My neighbor wants to sell his girls 1954 Schwinn Corvette.Serial number L15204.It is all original even has the Schwinn tires. The tires has cracks in them. The bike has rust and dents in the fenders. He was thinking of asking $225.00 for it I thought it was kinda high. I told him I would check for him.  I told about this site and would find the true value.  Thanks


----------



## greenephantom (May 28, 2015)

Too high. Rough condition. Missing the light. Wrong pedals. Wrong tires.
Does have the hard to find brake levers. Does have the seat, though it is a lady's seat, so not that big of a deal. 
Maybe $100.
Cheers, Geoff


----------



## Jeff54 (May 28, 2015)

moby60 said:


> My neighbor wants to sell his girls 1954 Schwinn Corvette.Serial number L15204.It is all original even has the Schwinn tires. The tires has cracks in them. The bike has rust and dents in the fenders. He was thinking of asking $225.00 for it I thought it was kinda high. I told him I would check for him.  I told about this site and would find the true value.  Thanks
> 
> ]



Any 54 corvette is dam hard to find, and for a sex change onto a boy's 54 would be very desirable.
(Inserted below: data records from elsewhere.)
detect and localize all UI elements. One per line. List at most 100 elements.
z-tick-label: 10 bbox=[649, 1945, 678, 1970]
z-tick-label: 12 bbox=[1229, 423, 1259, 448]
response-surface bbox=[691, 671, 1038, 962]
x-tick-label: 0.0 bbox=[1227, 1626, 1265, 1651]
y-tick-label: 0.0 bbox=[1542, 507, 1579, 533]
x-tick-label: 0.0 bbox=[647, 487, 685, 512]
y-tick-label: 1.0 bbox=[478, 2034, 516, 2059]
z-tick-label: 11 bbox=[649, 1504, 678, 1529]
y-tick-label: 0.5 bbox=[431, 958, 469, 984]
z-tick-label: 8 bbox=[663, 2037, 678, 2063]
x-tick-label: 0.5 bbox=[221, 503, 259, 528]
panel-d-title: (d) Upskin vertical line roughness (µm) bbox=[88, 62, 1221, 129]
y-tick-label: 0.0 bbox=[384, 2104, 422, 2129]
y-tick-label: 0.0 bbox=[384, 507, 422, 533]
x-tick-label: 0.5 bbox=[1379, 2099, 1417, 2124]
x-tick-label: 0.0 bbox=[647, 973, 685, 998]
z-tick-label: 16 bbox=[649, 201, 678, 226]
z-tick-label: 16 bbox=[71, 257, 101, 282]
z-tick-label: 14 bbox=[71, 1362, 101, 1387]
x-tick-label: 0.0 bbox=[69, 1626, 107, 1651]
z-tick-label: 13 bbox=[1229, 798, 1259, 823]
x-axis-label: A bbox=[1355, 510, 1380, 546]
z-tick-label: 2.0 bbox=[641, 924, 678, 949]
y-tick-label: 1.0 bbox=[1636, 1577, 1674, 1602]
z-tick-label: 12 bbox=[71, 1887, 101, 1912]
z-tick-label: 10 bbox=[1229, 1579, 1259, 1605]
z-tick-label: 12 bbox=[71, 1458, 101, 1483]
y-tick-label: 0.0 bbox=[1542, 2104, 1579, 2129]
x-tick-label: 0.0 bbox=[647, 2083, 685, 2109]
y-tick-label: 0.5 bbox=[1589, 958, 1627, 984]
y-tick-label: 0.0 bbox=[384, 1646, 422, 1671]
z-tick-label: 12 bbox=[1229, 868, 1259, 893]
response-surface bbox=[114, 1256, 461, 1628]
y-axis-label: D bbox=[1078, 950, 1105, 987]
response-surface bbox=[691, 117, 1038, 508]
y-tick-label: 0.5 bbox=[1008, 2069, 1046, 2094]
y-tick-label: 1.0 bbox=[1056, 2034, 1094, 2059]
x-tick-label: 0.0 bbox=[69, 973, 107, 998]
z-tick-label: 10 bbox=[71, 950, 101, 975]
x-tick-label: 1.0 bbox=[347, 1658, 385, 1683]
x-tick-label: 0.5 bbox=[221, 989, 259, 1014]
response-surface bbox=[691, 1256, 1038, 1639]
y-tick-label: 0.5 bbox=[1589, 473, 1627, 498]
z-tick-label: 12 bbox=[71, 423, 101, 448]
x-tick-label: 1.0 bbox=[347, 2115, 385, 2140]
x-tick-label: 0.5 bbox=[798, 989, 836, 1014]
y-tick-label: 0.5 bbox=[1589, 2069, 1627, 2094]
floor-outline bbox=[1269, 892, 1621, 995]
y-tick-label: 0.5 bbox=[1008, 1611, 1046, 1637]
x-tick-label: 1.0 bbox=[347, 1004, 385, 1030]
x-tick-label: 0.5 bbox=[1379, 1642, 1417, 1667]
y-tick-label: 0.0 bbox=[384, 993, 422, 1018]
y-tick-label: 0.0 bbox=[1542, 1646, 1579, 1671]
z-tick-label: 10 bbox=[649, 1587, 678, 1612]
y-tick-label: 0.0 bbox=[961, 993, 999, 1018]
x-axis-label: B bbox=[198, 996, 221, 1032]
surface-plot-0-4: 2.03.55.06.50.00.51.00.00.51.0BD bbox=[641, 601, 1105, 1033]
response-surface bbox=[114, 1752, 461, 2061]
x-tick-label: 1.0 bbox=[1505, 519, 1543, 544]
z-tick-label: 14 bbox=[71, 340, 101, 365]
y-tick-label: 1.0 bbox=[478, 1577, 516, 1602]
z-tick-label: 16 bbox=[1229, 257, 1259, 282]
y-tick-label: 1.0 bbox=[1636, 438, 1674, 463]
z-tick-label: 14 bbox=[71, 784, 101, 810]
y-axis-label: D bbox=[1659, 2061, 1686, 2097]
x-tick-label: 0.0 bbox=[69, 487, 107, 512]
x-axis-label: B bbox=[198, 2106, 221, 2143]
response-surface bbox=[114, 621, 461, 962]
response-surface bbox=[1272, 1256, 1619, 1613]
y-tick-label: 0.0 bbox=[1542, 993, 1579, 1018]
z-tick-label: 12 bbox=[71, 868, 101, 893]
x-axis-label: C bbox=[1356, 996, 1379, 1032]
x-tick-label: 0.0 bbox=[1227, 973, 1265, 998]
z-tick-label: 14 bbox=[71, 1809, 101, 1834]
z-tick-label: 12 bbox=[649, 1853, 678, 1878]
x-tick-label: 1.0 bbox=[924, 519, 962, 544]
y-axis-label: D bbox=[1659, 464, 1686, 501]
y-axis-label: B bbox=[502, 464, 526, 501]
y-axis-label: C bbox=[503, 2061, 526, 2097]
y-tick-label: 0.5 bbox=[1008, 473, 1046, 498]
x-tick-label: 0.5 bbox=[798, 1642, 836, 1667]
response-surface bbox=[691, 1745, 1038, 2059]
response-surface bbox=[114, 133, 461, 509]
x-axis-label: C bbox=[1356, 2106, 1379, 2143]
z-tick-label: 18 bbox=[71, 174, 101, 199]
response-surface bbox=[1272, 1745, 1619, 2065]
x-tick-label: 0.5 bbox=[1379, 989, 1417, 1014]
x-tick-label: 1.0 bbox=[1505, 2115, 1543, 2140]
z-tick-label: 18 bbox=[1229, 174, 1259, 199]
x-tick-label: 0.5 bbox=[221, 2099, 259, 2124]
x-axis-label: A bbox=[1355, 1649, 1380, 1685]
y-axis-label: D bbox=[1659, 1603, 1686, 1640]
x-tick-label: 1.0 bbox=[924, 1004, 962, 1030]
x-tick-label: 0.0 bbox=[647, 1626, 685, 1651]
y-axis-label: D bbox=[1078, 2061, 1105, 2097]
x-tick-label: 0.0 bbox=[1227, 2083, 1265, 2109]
Not that the very same parts would be much of a difference into 55-7, but provenance of time frame makes it doubly tough. double the value of a later girl's vette in the same condition, which actually looks like it just needs a good cleaning too.


----------



## vincev (May 28, 2015)

I think the price is fair.You cant buy much for only $225 in the bike hobby.lol


----------



## 66TigerCat (Apr 14, 2016)

I'm fixing up a friends '54 Corvette similar to the one pictured above. My question is - How do I clean the 60 years of grime off the saddle ? Thanks.


----------



## Jay81 (Apr 14, 2016)

I paid $170 for this one. Its a late 55 (56 model year) and I think I got a good deal. That one looks like it would clean up pretty nice, and I think if it were cleaned up he might get $225 for it, but probably less in its current state.


----------



## GTs58 (Apr 14, 2016)

I find it really odd that the serial number is from the first of Feb. 1954. Very early for a middleweight! The bike does have the early 55 only chainguard and front rack and doubtful someone changed out some parts, but you never know. That SN is also listed in 1956.

Can you post a good picture of the serial number?


----------